Tiens ils enquêtent enfin sur le trading à haute fréquence !

Posté le 2 avril, 2014 dans finance / eco

Tout vient à temps pour qui sait attendre. Ce blog dénonce le flash trading depuis des années (cf. ici, ici et ici) – et il faut parfois du temps pour que les mentalités évoluent, que certaines constatations et réflexions se fassent, s’affirment, et que, pour des autorités, elles aient le temps et un agenda dégagé pour s’intéresser à un moment donné à un problème complexe. Le trading à haute fréquence pose des questions à la fois techniques, juridiques et de philosophie des marchés et du capitalisme en général. Comme souvent, la pratique s’installe et prend de vitesse les règles et régulateurs. Jusqu’à ce que quelqu’un se réveille. Le trading à haute fréquence affiche des objectifs d’entrée illicites : donner un avantage strictement technique à celui qui traitera le plus vite les données de marché, par sa puissance de calcul et sa vitesse de traitement, sa proximité des serveurs des bourses électroniques, et sa capacité à traiter des milliers d’opérations en millisecondes pour bénéficier de spreads infimes mais multipliés par le nombre d’opérations. Simplement le formuler énonce que c’est, in fine, un abus de marché : tirer avantage par la technique des ordres des autres et des mouvements de cours en résultant. Les autorités de marchés n’y ont pas vu le Diable pendant des années pour plusieurs raisons : elles ont raté le démarrage de cette activité et de la réguler ou l’interdire d’entrée, elles sont proches en mentalité des opérateurs, par les carrières transversales des individus, et elles n’ont pas la vision de l’acte dommageable du droit pénal. Il était ainsi difficile d’affirmer directement et sans recul que c’était, ultimement, un abus de marché. Mais les choses viennent de changer.

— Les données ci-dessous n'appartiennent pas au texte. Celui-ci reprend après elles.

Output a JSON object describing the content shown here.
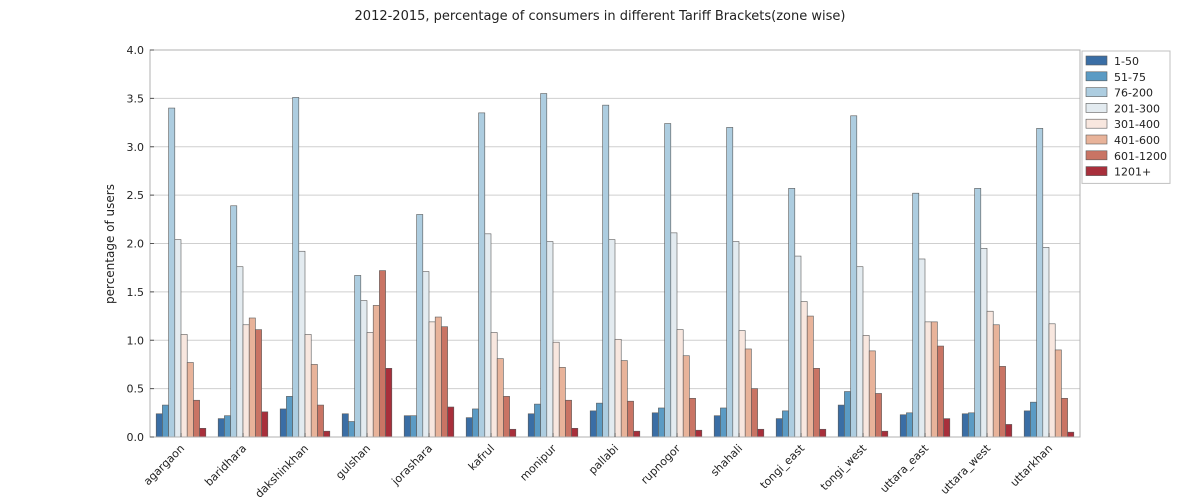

Ainsi le Procureur de New-York Eric Schneiderman vient-il d’annoncer que le flash trading était sous enquête – pénale. Il donne le ton : ces techniques donnent à un petit segment de l’industrie un avantage considérable et prédateur. Ce qui est nouveau est désormais le recul qui permet de constater que ces opérateurs exploitent cet avantage de manière économiquement concrète. Et comme souvent lorsqu’une autorité se saisit d’un problème, d’autres ne veulent du coup demeurer en reste – et en avoir l’air. Le FBI vient ainsi d’annoncer lui aussi qu’il enquêtait sur ces pratiques. La seule dont le silence reste, une fois de plus, assourdissant, est la SEC. Et en Europe ? C’est également un problème pour les mêmes raisons, et une fois de plus les autorités de régulation européennes seront suiveuses plutôt que précurseurs. Sans parler de la Suisse où personne ne s’intéressera à ce problème. Les autorités se sont intéressées pourtant au flash trading mais pour de mauvaises raisons : le vol de fichier informatiques sur les martingales elles-mêmes, son effet accélérateur à la baisse strictement synthétique lors de certaines évolutions de marchés et des erreurs informatiques aux mêmes effets. A-t-il des vertus – à part celle de faire gagner ceux qui maîtrisent le mieux cette technologie ? Une a été avancée qui est de créer de la liquidité – dont profitent, avec la vivacité et réactivité du cours qui vont avec, l’acheteur ou le vendeur lambda. L’absence de volume et de liquidité le pénalise in fine. Peut-être. Mais au même titre que l’explication que les opérations d’initiés « protègent et avertissent » le marché par les inflexions de cours qu’elles induisent ? L’effet est exact – mais la cause illicite.

La philosophie capitaliste sous-tend la liquidité et la liberté de transaction. Elle ne fixe pas il est vrai de limite au nombre de transactions et à cette liberté, ni dès lors à leur rapidité technique.  Mais elle ne sous-tend pas non plus l’avantage strictement technique et synthétique. Elle postule le pari, le droit de se tromper, d’entrer et de sortir. Pas de prendre l’ascendant sur le pari en s’en déconnectant. Cette problématique n’est pas uniquement philosophique pour autant. La liquidité résulte également de la présence des investisseurs qui ne se détournent pas des marchés sur l’impression qu’ils sont manipulés, que leurs ordres sont exploités par d’autres – dans des conditions d’inégalité. La réponse sera ainsi probablement de fixer des limites temporelles d’exécution décemment lentes et accessibles à tous les opérateurs.